Did the Australian wheat crop get bigger again with the recent rains across WA, NSW and parts of SA, and Vic or did it just stop getting smaller? A lot of the wheatbelt has now had an October rain, although with storms predominating in some regions, the falls hit some farms and not others.
It is easy to assume that tonnage has been recovered, but that might depend on how the production forecasts at the start of October were being generated. If those forecasts were based on getting average October rainfall, maybe tonnage has simply been saved, rather than new tonnes added to the production outlook.
Certainly there are some crops in NSW and Vic that will now be harvested. Growers are reporting that they may now harvest 25 to 30 per cent of their crop area, compared to nil before the rains.
At the same time though, wheat crops were still being cut for hay in parts of SA last week. Hay cutting is now confined to the later areas of the state, where grain yields tend to be higher, but where hay is always a viable alternative, particularly this year when supplies for the export hay market are tight.
The size of the Australian crop will remain questionable until we get a fair bit of the crop in the bin. The impact of drought, frost and late rains has left us a mix which is hard to project a final outcome from.
While some are still suggesting that the USDA forecast for an 18.5 million tonne wheat crop is still ambitious, it is hard to see them changing that number until we get concrete evidence of what has been harvested.
How large Australian exports will be is also a discussion point.

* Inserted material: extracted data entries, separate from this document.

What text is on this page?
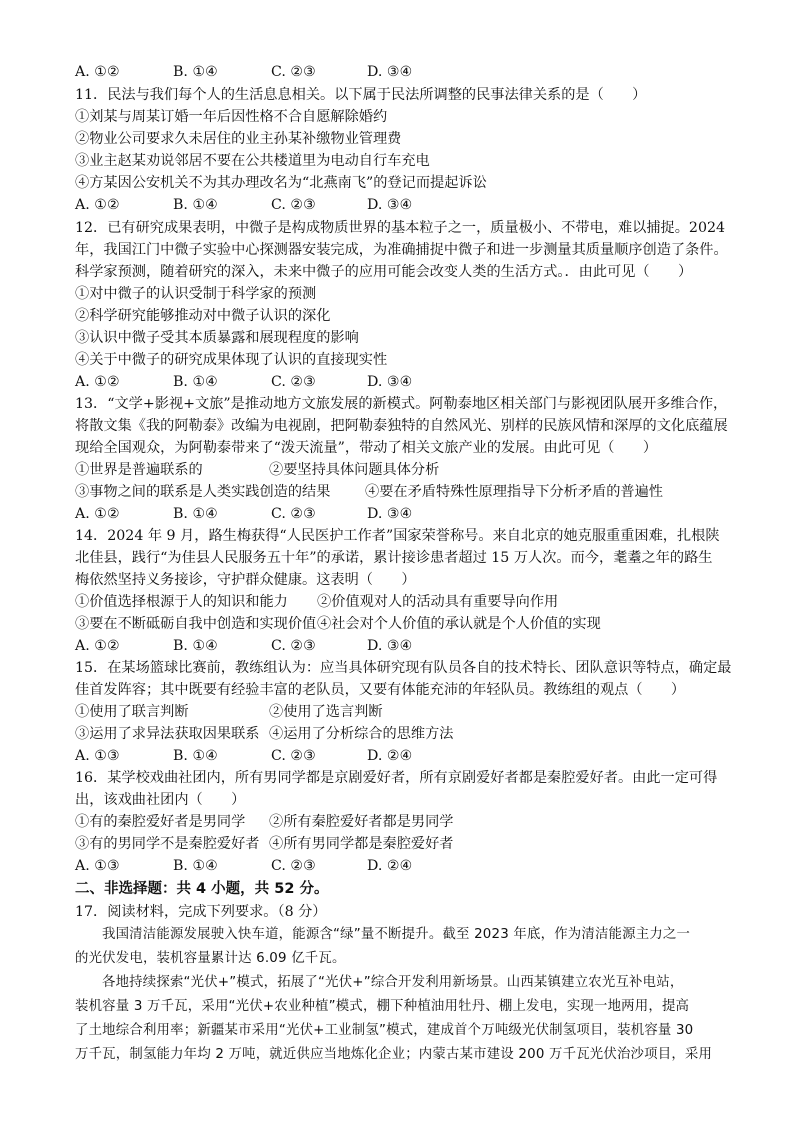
A. ①②	B. ①④	C. ②③	D. ③④
11．民法与我们每个人的生活息息相关。以下属于民法所调整的民事法律关系的是（　　）
①刘某与周某订婚一年后因性格不合自愿解除婚约
②物业公司要求久未居住的业主孙某补缴物业管理费
③业主赵某劝说邻居不要在公共楼道里为电动自行车充电
④方某因公安机关不为其办理改名为“北燕南飞”的登记而提起诉讼
A. ①②	B. ①④	C. ②③	D. ③④
12．已有研究成果表明，中微子是构成物质世界的基本粒子之一，质量极小、不带电，难以捕捉。2024
年，我国江门中微子实验中心探测器安装完成，为准确捕捉中微子和进一步测量其质量顺序创造了条件。
科学家预测，随着研究的深入，未来中微子的应用可能会改变人类的生活方式。．由此可见（　　）
①对中微子的认识受制于科学家的预测
②科学研究能够推动对中微子认识的深化
③认识中微子受其本质暴露和展现程度的影响
④关于中微子的研究成果体现了认识的直接现实性
A. ①②	B. ①④	C. ②③	D. ③④
13．“文学+影视+文旅”是推动地方文旅发展的新模式。阿勒泰地区相关部门与影视团队展开多维合作，
将散文集《我的阿勒泰》改编为电视剧，把阿勒泰独特的自然风光、别样的民族风情和深厚的文化底蕴展
现给全国观众，为阿勒泰带来了“泼天流量”，带动了相关文旅产业的发展。由此可见（　　）
①世界是普遍联系的	②要坚持具体问题具体分析
③事物之间的联系是人类实践创造的结果 ④要在矛盾特殊性原理指导下分析矛盾的普遍性
A. ①②	B. ①④	C. ②③	D. ③④
14．2024 年 9 月，路生梅获得“人民医护工作者”国家荣誉称号。来自北京的她克服重重困难，扎根陕
北佳县，践行“为佳县人民服务五十年”的承诺，累计接诊患者超过 15 万人次。而今，耄耋之年的路生
梅依然坚持义务接诊，守护群众健康。这表明（　　）
①价值选择根源于人的知识和能力 ②价值观对人的活动具有重要导向作用
③要在不断砥砺自我中创造和实现价值 ④社会对个人价值的承认就是个人价值的实现
A. ①②	B. ①④	C. ②③	D. ③④
15．在某场篮球比赛前，教练组认为：应当具体研究现有队员各自的技术特长、团队意识等特点，确定最
佳首发阵容；其中既要有经验丰富的老队员，又要有体能充沛的年轻队员。教练组的观点（　　）
①使用了联言判断	②使用了选言判断
③运用了求异法获取因果联系 ④运用了分析综合的思维方法
A. ①③	B. ①④	C. ②③	D. ②④
16．某学校戏曲社团内，所有男同学都是京剧爱好者，所有京剧爱好者都是秦腔爱好者。由此一定可得
出，该戏曲社团内（　　）
①有的秦腔爱好者是男同学 ②所有秦腔爱好者都是男同学
③有的男同学不是秦腔爱好者 ④所有男同学都是秦腔爱好者
A. ①③	B. ①④	C. ②③	D. ②④
二、非选择题：共 4 小题，共 52 分。
17．阅读材料，完成下列要求。（8 分）
我国清洁能源发展驶入快车道，能源含“绿”量不断提升。截至 2023 年底，作为清洁能源主力之一
的光伏发电，装机容量累计达 6.09 亿千瓦。
各地持续探索“光伏+”模式，拓展了“光伏+”综合开发利用新场景。山西某镇建立农光互补电站，
装机容量 3 万千瓦，采用“光伏+农业种植”模式，棚下种植油用牡丹、棚上发电，实现一地两用，提高
了土地综合利用率；新疆某市采用“光伏+工业制氢”模式，建成首个万吨级光伏制氢项目，装机容量 30
万千瓦，制氢能力年均 2 万吨，就近供应当地炼化企业；内蒙古某市建设 200 万千瓦光伏治沙项目，采用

On paper we should only be able to export about 10.5mt from and 18.5mt crop. The official July to June numbers will be higher than that though, because of exports since July 1 this year which are obviously made up of grain from last harvest.
We are also likely to see early shipments of new season grain from WA and SA, so that for a while the pace of our exports won’t reflect the drop in production for this year.
In fact the slowdown in exports from Australia won’t really hit until mid 2019, and by then the global market will be on the cusp of new exportable supplies from the 2019 northern hemisphere harvest. It could well be that the small crop from Australia this year causes barely a ripple in the global market if exportable supplies from elsewhere cover the shortfall from us in the second half of 2019.
Meanwhile, CBOT futures continue to trade within a range that began in mid September. In $A terms we have not been above $A272 a tonne since August. Although prices have not broken to the upside, at least the last two lows have been higher than the previous low.
The real problem seems to be that there is not enough news to keep feeding the bulls, particularly in terms of demand for US wheat. Until we can break to the upside, the risk remains that the market will eventually fail, and push down to the seasonal lows set in September, or the contract lows set in July.